Robyn had said a lot of weird shit. She couldn’t take it all in, he rambled so much. He didn’t have any friends. He had said that people weren’t to be trusted, that only a fool trusted people. They were a delinquent species, wired for destruction. They were only ever in it for themselves. The ones that seemed to be on your side of things, they were the worst. You had to keep an eye on them even more than any of the others. That’s the way it worked. You had to work them for your own gain. It wasn’t true that humans were a social species, that was a political trick. A myth. They were a solitary species, anti-social at best. He had said something about how you only had to read Mack Velly to know that.
The funny thing was that she agreed with Robyn on most of the animal stuff, even though he was unhinged. People didn’t care, they were selfish, and more than that they were irrational, incapable of acting even in their own best interests… No bees, no people… They would never take notice. Every extinction brings you closer to your own extinction. She had read that somewhere and thought it pretty cool, that. She wished she’d thought of it. People didn’t want to listen. It always astonished her how little tolerance people had for the truth. Some people got it though. Some people knew it. Even a nut job like Robyn got it. It was a real concrete thing for some people. Look at the lament for the lost species she had gone to. Then she thought about how there had only been twelve people there. People were blind. They didn’t care. Or at least, enough people didn’t care. She had ideas of her own on the subject. She had even given it a name. She called it the Stupid Gene Theory. Everybody had this gene, but it was dormant until people hit their teens. Then somehow it got switched on around those years. She even had a theory that maybe this gene gets activated because of all those teenage hormones. It gets switched on and it never gets switched off again. And when this gene is activated people start to see things differently. All the things that are really important get sidelined and this gene tells them that stuff like caring for the animals and the world is not important.
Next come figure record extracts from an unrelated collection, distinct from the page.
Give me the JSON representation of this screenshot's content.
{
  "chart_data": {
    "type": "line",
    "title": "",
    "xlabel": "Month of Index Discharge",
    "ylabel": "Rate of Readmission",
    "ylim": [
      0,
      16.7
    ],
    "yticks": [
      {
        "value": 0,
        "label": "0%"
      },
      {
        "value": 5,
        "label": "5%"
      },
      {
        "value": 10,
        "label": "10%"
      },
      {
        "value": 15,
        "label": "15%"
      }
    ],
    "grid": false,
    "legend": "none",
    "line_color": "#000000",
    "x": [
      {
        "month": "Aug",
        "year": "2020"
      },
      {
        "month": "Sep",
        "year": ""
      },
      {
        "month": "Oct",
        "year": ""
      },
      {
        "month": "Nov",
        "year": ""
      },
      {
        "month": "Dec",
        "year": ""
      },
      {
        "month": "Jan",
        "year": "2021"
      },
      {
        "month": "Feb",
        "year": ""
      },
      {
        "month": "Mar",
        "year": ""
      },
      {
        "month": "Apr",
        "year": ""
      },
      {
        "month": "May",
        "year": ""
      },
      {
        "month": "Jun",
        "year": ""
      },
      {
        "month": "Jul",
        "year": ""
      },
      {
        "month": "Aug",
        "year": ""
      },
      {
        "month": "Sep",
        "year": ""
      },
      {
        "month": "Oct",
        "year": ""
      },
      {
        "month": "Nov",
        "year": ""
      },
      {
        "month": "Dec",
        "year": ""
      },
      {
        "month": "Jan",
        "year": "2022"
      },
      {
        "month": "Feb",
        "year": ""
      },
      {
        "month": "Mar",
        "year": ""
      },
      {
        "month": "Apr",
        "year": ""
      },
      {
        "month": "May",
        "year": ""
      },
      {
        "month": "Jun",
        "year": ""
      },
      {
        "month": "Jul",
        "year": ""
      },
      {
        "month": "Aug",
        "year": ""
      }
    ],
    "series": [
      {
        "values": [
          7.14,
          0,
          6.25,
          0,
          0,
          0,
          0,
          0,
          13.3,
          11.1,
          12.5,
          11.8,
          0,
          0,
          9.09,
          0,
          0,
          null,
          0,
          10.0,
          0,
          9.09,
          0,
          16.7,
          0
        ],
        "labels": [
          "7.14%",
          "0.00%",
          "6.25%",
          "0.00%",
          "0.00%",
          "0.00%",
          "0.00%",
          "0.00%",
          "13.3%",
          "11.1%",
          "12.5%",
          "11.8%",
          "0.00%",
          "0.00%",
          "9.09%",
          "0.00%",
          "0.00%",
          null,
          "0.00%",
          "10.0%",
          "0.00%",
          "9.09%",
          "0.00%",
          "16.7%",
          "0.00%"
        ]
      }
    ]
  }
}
That it’s childish and trivial. Some people are resistant to it switching on, but these people are very rare. When the stupid gene does get activated, people stop caring and act as though the destruction of the entire planet wasn’t relevant to them. As though they could go and live on Mars or something, like they’re all Elon-fucking-Musk. The whole thing was fucked. She hoped it would never happen to her, that she’d be one of those people resistant to the switching on of the stupid gene.